Warning: Use of undefined constant WP_DEBUG - assumed 'WP_DEBUG' (this will throw an Error in a future version of PHP) in /var/www/vhosts/xxxxxx.jp/wp-config.php on line 80
このようなメッセージが表示されることにはいくつかの問題があります。
エラー内容が表示されることの問題点
1.XSS脆弱性の存在を露呈して利用されてしまう
例えば、フォームのラジオボタンなどからの入力内容を、サーバー側でそのままハッシュのキーに使っている場合、XSS 脆弱性が露呈してしまいます。
値を何らかの JavaScript に改ざんされると、それはそのままサーバー上で実行されてしまいます。
エラーメッセージが表示されるときにはエスケープされないからです。
「入力値をそのままハッシュのキーに使うことなんてわるわけが無いじゃないか」とお思いの方もおられると思いますが、このラジオボタンの値をサーバー側で定義していると、サーバー側とクライアント側で値が常に同じ、という錯覚に陥りがちですし、とにかくこのケースは単に例です。
入力値をエスケープするのはもちろんですが、まずハッシュのキーとして存在するのかチェックするのが常道だと思います。
2.何らかの脆弱性が存在することを類推されてしまう
例えば、「このエラーが出るのであれば、プログラムの作りはこのようになっているはず」など類推され、脆弱性に関するヒントを与えてしまう場合があります。
また、これはエラーメッセージだけに限らないのですが、「このエラーが出るのはあのパッケージのこのバージョンなので、この脆弱性があるはず」という類推もあり得ます。
そのようなパッケージとバージョンは他の情報からも類推が可能ば場合がほとんどですが、エラーメッセージが表示されていると、そのエラーメッセージが検索エンジンにインデックスされてしまいます。
攻撃者は単に Google でエラーメッセージを検索するだけで脆弱性を含む攻撃対象の候補を見つけ出すことができてしまいます。
3.ディレクトリのパスが露呈してしまう
これは厳密には脆弱性ではありません。
ディレクトリトラバーサル脆弱性に関するヒントを与えてしまう可能性はあります。しかし、Web の公開ディレクトリのパスのパターンは大抵似通っており、ディレクトリが分かること自体が何か攻撃者の助けになるとは考えにくいと思います。
パスにユーザー名が含まれている場合があり、それがイヤだな、という方はおられるかもしれません。
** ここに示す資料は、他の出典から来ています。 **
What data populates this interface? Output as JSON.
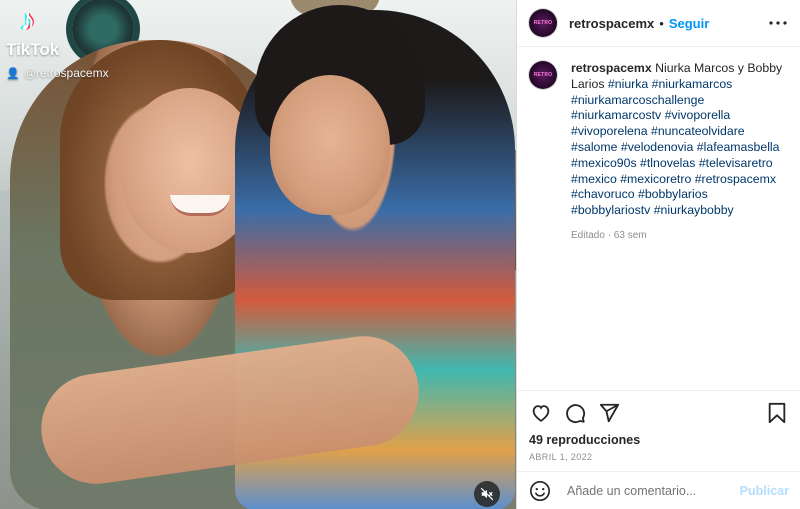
{
  "media": {
    "watermark_name": "TikTok",
    "watermark_user": "@retrospacemx"
  },
  "header": {
    "username": "retrospacemx",
    "separator": "•",
    "follow_label": "Seguir"
  },
  "caption": {
    "username": "retrospacemx",
    "text": "Niurka Marcos y Bobby Larios",
    "hashtags": "#niurka #niurkamarcos #niurkamarcoschallenge #niurkamarcostv #vivoporella #vivoporelena #nuncateolvidare #salome #velodenovia #lafeamasbella #mexico90s #tlnovelas #televisaretro #mexico #mexicoretro #retrospacemx #chavoruco #bobbylarios #bobbylariostv #niurkaybobby",
    "edited": "Editado · 63 sem"
  },
  "stats": {
    "views": "49 reproducciones",
    "date": "ABRIL 1, 2022"
  },
  "comment": {
    "placeholder": "Añade un comentario...",
    "publish_label": "Publicar"
  },
  "icons": {
    "like": "heart-icon",
    "comment": "comment-icon",
    "share": "share-icon",
    "save": "bookmark-icon",
    "more": "more-icon",
    "emoji": "emoji-icon",
    "mute": "mute-icon"
  },
  "colors": {
    "link": "#0095f6",
    "hashtag": "#00376b",
    "publish_disabled": "#b2dffc"
  }
}
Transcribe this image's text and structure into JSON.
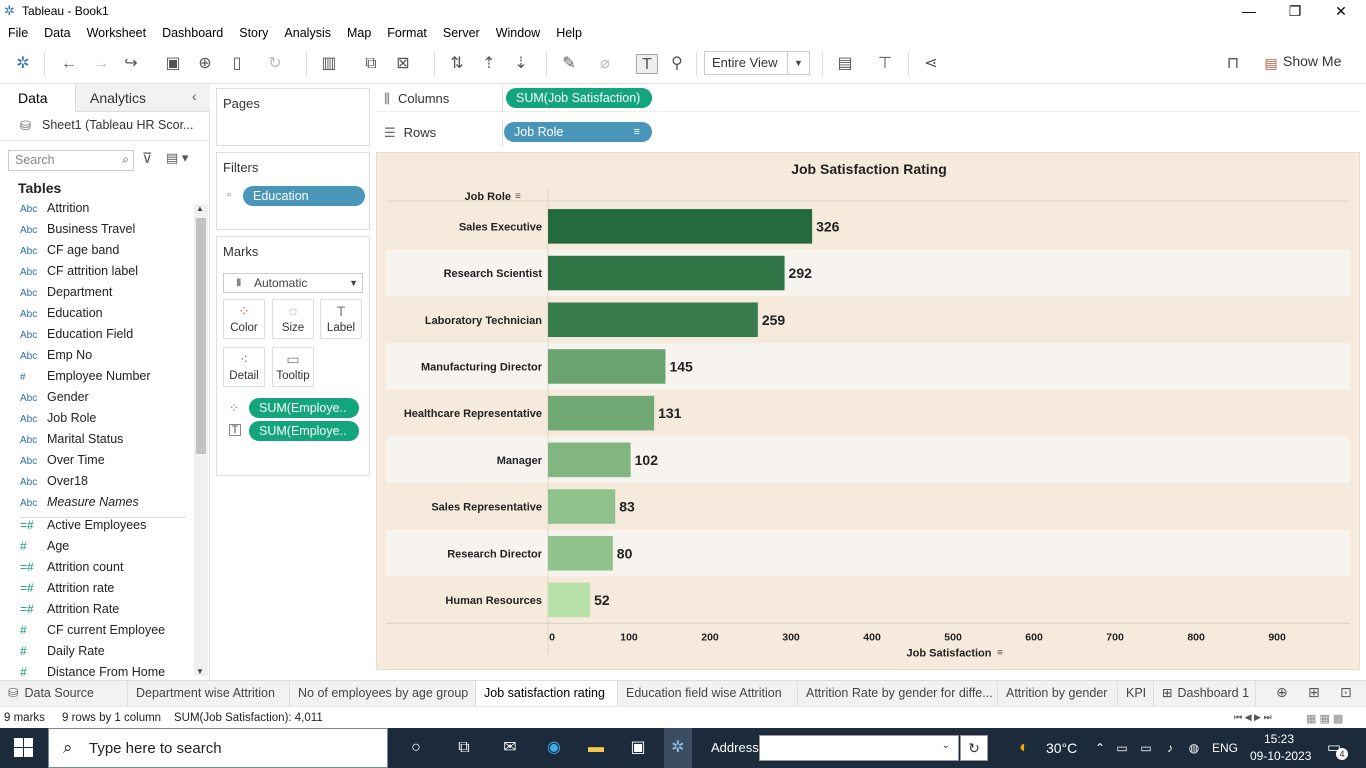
{
  "window": {
    "title": "Tableau - Book1"
  },
  "menu": [
    "File",
    "Data",
    "Worksheet",
    "Dashboard",
    "Story",
    "Analysis",
    "Map",
    "Format",
    "Server",
    "Window",
    "Help"
  ],
  "toolbar": {
    "fit_label": "Entire View",
    "show_me_label": "Show Me"
  },
  "data_pane": {
    "tab_data": "Data",
    "tab_analytics": "Analytics",
    "datasource": "Sheet1 (Tableau HR Scor...",
    "search_placeholder": "Search",
    "tables_heading": "Tables",
    "fields": [
      {
        "type": "Abc",
        "name": "Attrition"
      },
      {
        "type": "Abc",
        "name": "Business Travel"
      },
      {
        "type": "Abc",
        "name": "CF age band"
      },
      {
        "type": "Abc",
        "name": "CF attrition label"
      },
      {
        "type": "Abc",
        "name": "Department"
      },
      {
        "type": "Abc",
        "name": "Education"
      },
      {
        "type": "Abc",
        "name": "Education Field"
      },
      {
        "type": "Abc",
        "name": "Emp No"
      },
      {
        "type": "#",
        "name": "Employee Number"
      },
      {
        "type": "Abc",
        "name": "Gender"
      },
      {
        "type": "Abc",
        "name": "Job Role"
      },
      {
        "type": "Abc",
        "name": "Marital Status"
      },
      {
        "type": "Abc",
        "name": "Over Time"
      },
      {
        "type": "Abc",
        "name": "Over18"
      },
      {
        "type": "Abc",
        "name": "Measure Names"
      }
    ],
    "measures": [
      {
        "type": "=#",
        "name": "Active Employees"
      },
      {
        "type": "#",
        "name": "Age"
      },
      {
        "type": "=#",
        "name": "Attrition count"
      },
      {
        "type": "=#",
        "name": "Attrition rate"
      },
      {
        "type": "=#",
        "name": "Attrition Rate"
      },
      {
        "type": "#",
        "name": "CF current Employee"
      },
      {
        "type": "#",
        "name": "Daily Rate"
      },
      {
        "type": "#",
        "name": "Distance From Home"
      }
    ]
  },
  "cards": {
    "pages": "Pages",
    "filters": "Filters",
    "filter_pill": "Education",
    "marks": "Marks",
    "mark_type": "Automatic",
    "mark_buttons": [
      "Color",
      "Size",
      "Label",
      "Detail",
      "Tooltip"
    ],
    "mark_pills": [
      "SUM(Employe..",
      "SUM(Employe.."
    ]
  },
  "shelves": {
    "columns_label": "Columns",
    "columns_pill": "SUM(Job Satisfaction)",
    "rows_label": "Rows",
    "rows_pill": "Job Role"
  },
  "chart_data": {
    "type": "bar",
    "orientation": "horizontal",
    "title": "Job Satisfaction Rating",
    "row_header": "Job Role",
    "xlabel": "Job Satisfaction",
    "categories": [
      "Sales Executive",
      "Research Scientist",
      "Laboratory Technician",
      "Manufacturing Director",
      "Healthcare Representative",
      "Manager",
      "Sales Representative",
      "Research Director",
      "Human Resources"
    ],
    "values": [
      326,
      292,
      259,
      145,
      131,
      102,
      83,
      80,
      52
    ],
    "xlim": [
      0,
      990
    ],
    "xticks": [
      0,
      100,
      200,
      300,
      400,
      500,
      600,
      700,
      800,
      900
    ],
    "color_scale": {
      "low": "#b7e1a8",
      "high": "#236b3c"
    },
    "background": "#f5eadb"
  },
  "sheet_tabs": [
    {
      "label": "Data Source",
      "active": false
    },
    {
      "label": "Department wise Attrition",
      "active": false
    },
    {
      "label": "No of employees by age group",
      "active": false
    },
    {
      "label": "Job satisfaction rating",
      "active": true
    },
    {
      "label": "Education field wise Attrition",
      "active": false
    },
    {
      "label": "Attrition Rate by gender for diffe...",
      "active": false
    },
    {
      "label": "Attrition by gender",
      "active": false
    },
    {
      "label": "KPI",
      "active": false
    },
    {
      "label": "Dashboard 1",
      "active": false
    }
  ],
  "status": {
    "marks": "9 marks",
    "rows": "9 rows by 1 column",
    "sum": "SUM(Job Satisfaction): 4,011"
  },
  "taskbar": {
    "search_placeholder": "Type here to search",
    "address_label": "Address",
    "temperature": "30°C",
    "lang": "ENG",
    "time": "15:23",
    "date": "09-10-2023",
    "notif_count": "4"
  }
}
また、レンタルサーバーによってはユーザー名を使ったメールアドレスを自動的に生成する、余計なお世話なレンタルサーバーも存在しますので、見えない方が良いのは間違いがありません。
ではどうするか
本番環境ではエラーメッセージが表示されないように、php.ini などで display_errors
を off
に設定します。
ほとんどのサーバーでは php.ini の一部を変更できるようになっていますので、サーバーの管理画面を確認してみてください。
php.ini 変更できない場合にも、php の ini_set() や .htaccess で設定することも可能です。